The `**bold**` formatting could be either kept, removed or extended:
```markdown
Keep formatting:
- **This is a very long bold text that
- might be split into two chunks**
Remove formatting:
- This is a very long bold text that
- might be split into two chunks
Extend formatting:
- **This is a very long bold text that**
- **might be split into two chunks**
```
### Improve Table Chunks
When splitting tables, ensure that each chunk retains its header and is properly formatted:
```markdown
| Header 1 | Header 2 |
|----------|----------|
| Row 1 | Row 1 |
| Row 2 | Row 2 |
```
This table could be split into three chunks for the header and each data row..
Since the data rows have no relationship to the header, they lose some of their meaning.
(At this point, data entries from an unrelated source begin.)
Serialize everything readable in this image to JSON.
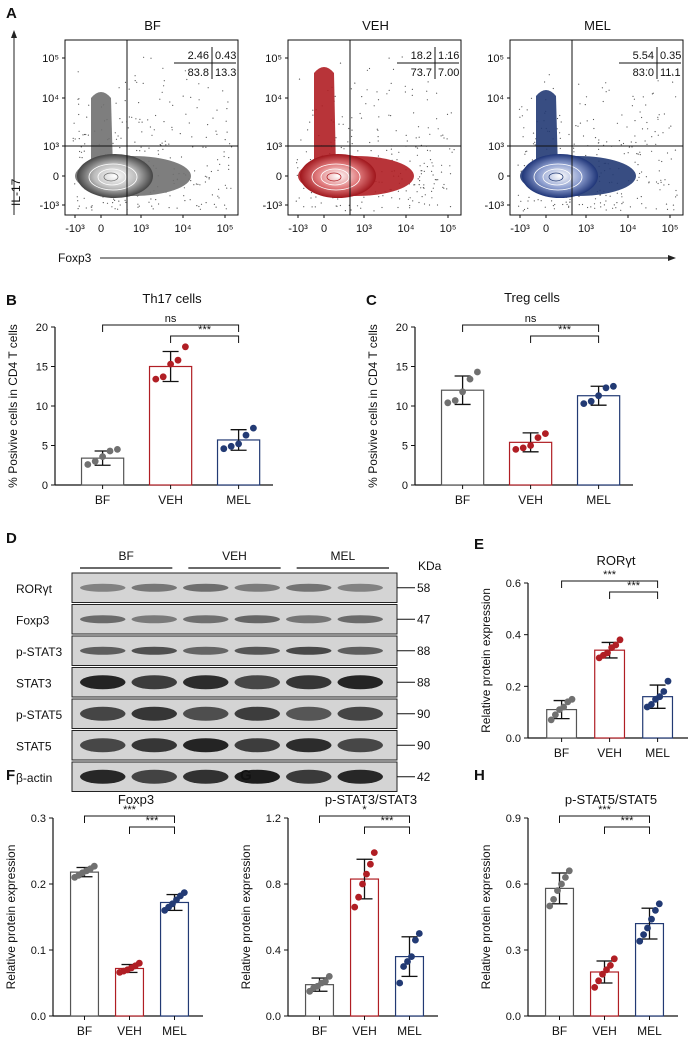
{
  "colors": {
    "bf": "#707070",
    "veh": "#b01e24",
    "mel": "#223a74",
    "gray_bar_edge": "#555555"
  },
  "panel_a": {
    "letter": "A",
    "ylabel": "IL-17",
    "xlabel": "Foxp3",
    "plots": [
      {
        "title": "BF",
        "color_key": "bf",
        "quadrants": [
          "2.46",
          "0.43",
          "83.8",
          "13.3"
        ]
      },
      {
        "title": "VEH",
        "color_key": "veh",
        "quadrants": [
          "18.2",
          "1.16",
          "73.7",
          "7.00"
        ]
      },
      {
        "title": "MEL",
        "color_key": "mel",
        "quadrants": [
          "5.54",
          "0.35",
          "83.0",
          "11.1"
        ]
      }
    ],
    "y_ticks": [
      "10⁵",
      "10⁴",
      "10³",
      "0",
      "-10³"
    ],
    "x_ticks": [
      "-10³",
      "0",
      "10³",
      "10⁴",
      "10⁵"
    ]
  },
  "panel_d": {
    "letter": "D",
    "groups": [
      "BF",
      "VEH",
      "MEL"
    ],
    "kda_label": "KDa",
    "rows": [
      {
        "name": "RORγt",
        "kda": "58"
      },
      {
        "name": "Foxp3",
        "kda": "47"
      },
      {
        "name": "p-STAT3",
        "kda": "88"
      },
      {
        "name": "STAT3",
        "kda": "88"
      },
      {
        "name": "p-STAT5",
        "kda": "90"
      },
      {
        "name": "STAT5",
        "kda": "90"
      },
      {
        "name": "β-actin",
        "kda": "42"
      }
    ]
  },
  "chart_data": [
    {
      "panel": "B",
      "type": "bar",
      "title": "Th17 cells",
      "ylabel": "% Posivive cells in CD4 T cells",
      "categories": [
        "BF",
        "VEH",
        "MEL"
      ],
      "values": [
        3.4,
        15.0,
        5.7
      ],
      "sd": [
        0.9,
        1.9,
        1.3
      ],
      "points": [
        [
          2.6,
          3.0,
          3.6,
          4.3,
          4.5
        ],
        [
          13.4,
          13.7,
          15.3,
          15.8,
          17.5
        ],
        [
          4.6,
          4.9,
          5.2,
          6.3,
          7.2
        ]
      ],
      "ylim": [
        0,
        20
      ],
      "yticks": [
        "0",
        "5",
        "10",
        "15",
        "20"
      ],
      "sig": [
        {
          "from": 0,
          "to": 2,
          "label": "ns"
        },
        {
          "from": 1,
          "to": 2,
          "label": "***"
        }
      ]
    },
    {
      "panel": "C",
      "type": "bar",
      "title": "Treg cells",
      "ylabel": "% Posivive cells in CD4 T cells",
      "categories": [
        "BF",
        "VEH",
        "MEL"
      ],
      "values": [
        12.0,
        5.4,
        11.3
      ],
      "sd": [
        1.8,
        1.2,
        1.2
      ],
      "points": [
        [
          10.4,
          10.7,
          11.8,
          13.4,
          14.3
        ],
        [
          4.5,
          4.7,
          5.0,
          6.0,
          6.5
        ],
        [
          10.3,
          10.6,
          11.3,
          12.3,
          12.5
        ]
      ],
      "ylim": [
        0,
        20
      ],
      "yticks": [
        "0",
        "5",
        "10",
        "15",
        "20"
      ],
      "sig": [
        {
          "from": 0,
          "to": 2,
          "label": "ns"
        },
        {
          "from": 1,
          "to": 2,
          "label": "***"
        }
      ]
    },
    {
      "panel": "E",
      "type": "bar",
      "title": "RORγt",
      "ylabel": "Relative protein expression",
      "categories": [
        "BF",
        "VEH",
        "MEL"
      ],
      "values": [
        0.11,
        0.34,
        0.16
      ],
      "sd": [
        0.035,
        0.03,
        0.045
      ],
      "points": [
        [
          0.07,
          0.09,
          0.11,
          0.12,
          0.14,
          0.15
        ],
        [
          0.31,
          0.32,
          0.33,
          0.35,
          0.36,
          0.38
        ],
        [
          0.12,
          0.13,
          0.15,
          0.16,
          0.18,
          0.22
        ]
      ],
      "ylim": [
        0,
        0.6
      ],
      "yticks": [
        "0.0",
        "0.2",
        "0.4",
        "0.6"
      ],
      "sig": [
        {
          "from": 0,
          "to": 2,
          "label": "***"
        },
        {
          "from": 1,
          "to": 2,
          "label": "***"
        }
      ]
    },
    {
      "panel": "F",
      "type": "bar",
      "title": "Foxp3",
      "ylabel": "Relative protein expression",
      "categories": [
        "BF",
        "VEH",
        "MEL"
      ],
      "values": [
        0.218,
        0.072,
        0.172
      ],
      "sd": [
        0.007,
        0.006,
        0.012
      ],
      "points": [
        [
          0.21,
          0.213,
          0.217,
          0.22,
          0.223,
          0.227
        ],
        [
          0.066,
          0.068,
          0.07,
          0.073,
          0.076,
          0.08
        ],
        [
          0.16,
          0.165,
          0.17,
          0.176,
          0.182,
          0.187
        ]
      ],
      "ylim": [
        0,
        0.3
      ],
      "yticks": [
        "0.0",
        "0.1",
        "0.2",
        "0.3"
      ],
      "sig": [
        {
          "from": 0,
          "to": 2,
          "label": "***"
        },
        {
          "from": 1,
          "to": 2,
          "label": "***"
        }
      ]
    },
    {
      "panel": "G",
      "type": "bar",
      "title": "p-STAT3/STAT3",
      "ylabel": "Relative protein expression",
      "categories": [
        "BF",
        "VEH",
        "MEL"
      ],
      "values": [
        0.19,
        0.83,
        0.36
      ],
      "sd": [
        0.04,
        0.12,
        0.12
      ],
      "points": [
        [
          0.15,
          0.17,
          0.18,
          0.2,
          0.21,
          0.24
        ],
        [
          0.66,
          0.72,
          0.8,
          0.86,
          0.92,
          0.99
        ],
        [
          0.2,
          0.3,
          0.33,
          0.36,
          0.46,
          0.5
        ]
      ],
      "ylim": [
        0,
        1.2
      ],
      "yticks": [
        "0.0",
        "0.4",
        "0.8",
        "1.2"
      ],
      "sig": [
        {
          "from": 0,
          "to": 2,
          "label": "*"
        },
        {
          "from": 1,
          "to": 2,
          "label": "***"
        }
      ]
    },
    {
      "panel": "H",
      "type": "bar",
      "title": "p-STAT5/STAT5",
      "ylabel": "Relative protein expression",
      "categories": [
        "BF",
        "VEH",
        "MEL"
      ],
      "values": [
        0.58,
        0.2,
        0.42
      ],
      "sd": [
        0.07,
        0.05,
        0.07
      ],
      "points": [
        [
          0.5,
          0.53,
          0.57,
          0.6,
          0.63,
          0.66
        ],
        [
          0.13,
          0.16,
          0.19,
          0.21,
          0.23,
          0.26
        ],
        [
          0.34,
          0.37,
          0.4,
          0.44,
          0.48,
          0.51
        ]
      ],
      "ylim": [
        0,
        0.9
      ],
      "yticks": [
        "0.0",
        "0.3",
        "0.6",
        "0.9"
      ],
      "sig": [
        {
          "from": 0,
          "to": 2,
          "label": "***"
        },
        {
          "from": 1,
          "to": 2,
          "label": "***"
        }
      ]
    }
  ]
}
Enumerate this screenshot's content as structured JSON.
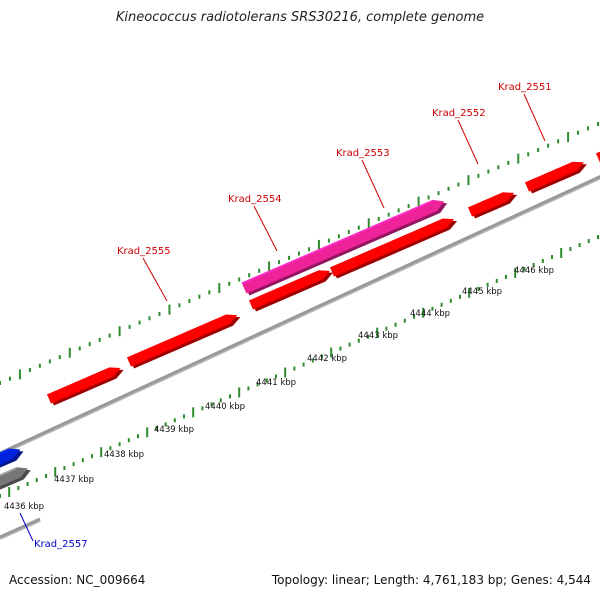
{
  "title": "Kineococcus radiotolerans SRS30216, complete genome",
  "footer": {
    "accession": "Accession: NC_009664",
    "summary": "Topology: linear; Length: 4,761,183 bp; Genes: 4,544"
  },
  "colors": {
    "gene_forward": "#ff0000",
    "gene_highlight": "#ee2299",
    "gene_blue": "#0022dd",
    "gene_gray": "#777777",
    "backbone": "#999999",
    "tick": "#2e8b2e",
    "label_red": "#cc0000",
    "label_blue": "#0000cc",
    "ruler_text": "#111111"
  },
  "scale_labels": [
    "4436 kbp",
    "4437 kbp",
    "4438 kbp",
    "4439 kbp",
    "4440 kbp",
    "4441 kbp",
    "4442 kbp",
    "4443 kbp",
    "4444 kbp",
    "4445 kbp",
    "4446 kbp"
  ],
  "gene_labels": [
    {
      "text": "Krad_2551",
      "color": "label_red"
    },
    {
      "text": "Krad_2552",
      "color": "label_red"
    },
    {
      "text": "Krad_2553",
      "color": "label_red"
    },
    {
      "text": "Krad_2554",
      "color": "label_red"
    },
    {
      "text": "Krad_2555",
      "color": "label_red"
    },
    {
      "text": "Krad_2557",
      "color": "label_blue"
    }
  ]
}
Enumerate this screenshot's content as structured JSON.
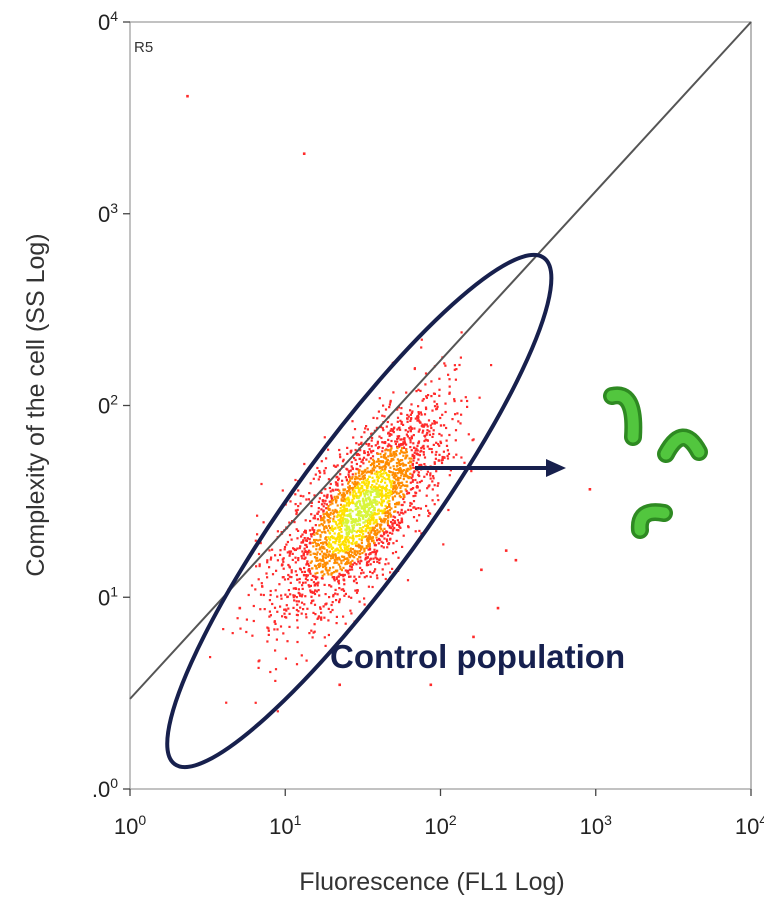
{
  "chart_data": {
    "type": "scatter",
    "xlabel": "Fluorescence (FL1 Log)",
    "ylabel": "Complexity of the cell (SS Log)",
    "x_scale": "log",
    "xlim": [
      1,
      10000
    ],
    "x_ticks": [
      {
        "base": "10",
        "exp": "0",
        "value": 1
      },
      {
        "base": "10",
        "exp": "1",
        "value": 10
      },
      {
        "base": "10",
        "exp": "2",
        "value": 100
      },
      {
        "base": "10",
        "exp": "3",
        "value": 1000
      },
      {
        "base": "10",
        "exp": "4",
        "value": 10000
      }
    ],
    "y_ticks": [
      {
        "label": ".0",
        "exp": "0",
        "level": 0
      },
      {
        "label": "0",
        "exp": "1",
        "level": 1
      },
      {
        "label": "0",
        "exp": "2",
        "level": 2
      },
      {
        "label": "0",
        "exp": "3",
        "level": 3
      },
      {
        "label": "0",
        "exp": "4",
        "level": 4
      }
    ],
    "ylim_levels": [
      0,
      4
    ],
    "region_label": "R5",
    "region_line": {
      "from": [
        1,
        0.47
      ],
      "to": [
        10000,
        4
      ]
    },
    "gate_label": "Control population",
    "gate": {
      "center": [
        30,
        1.45
      ],
      "semi_axis_along": 1.72,
      "semi_axis_across": 0.36
    },
    "cluster": {
      "center": [
        30,
        1.45
      ],
      "count": 2600
    },
    "outliers": [
      [
        2.3,
        3.62
      ],
      [
        13,
        3.32
      ],
      [
        6.8,
        1.29
      ],
      [
        900,
        1.57
      ],
      [
        300,
        1.2
      ],
      [
        85,
        0.55
      ],
      [
        180,
        1.15
      ],
      [
        160,
        0.8
      ],
      [
        260,
        1.25
      ],
      [
        230,
        0.95
      ],
      [
        22,
        0.55
      ],
      [
        5,
        0.95
      ]
    ],
    "colors": {
      "points_low": "#ff2a2a",
      "points_mid": "#ff8c00",
      "points_high": "#ffe100",
      "points_core": "#d8f53a",
      "gate_stroke": "#17204d",
      "arrow": "#17204d",
      "diagonal": "#555555",
      "bacteria": "#45b534"
    },
    "icons": [
      "arrow-right-icon",
      "bacteria-icon"
    ]
  }
}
To improve the semantic meaning of each row, the header could be removed as standalone chunk and instead be added to each data row:
```markdown
Chunk 1:
| Header 1 | Header 2 |
|----------|----------|
| Row 1 | Row 1 |
Chunk 2:
| Header 1 | Header 2 |
|----------|----------|
| Row 2 | Row 2 |
```
### Normalize Links and Images
Links and images can be inline or reference style:
```markdown
Inline style:

[link text](http://example.com)
Reference style:
![alt text][1]
[link text][2]
[1]: image.jpg
[2]: http://example.com
```
When splitting, the reference definitions can end up in a different chunk than the link/image usage, breaking the reference.
The splitter could normalize all links/images to inline style to preserve meaning.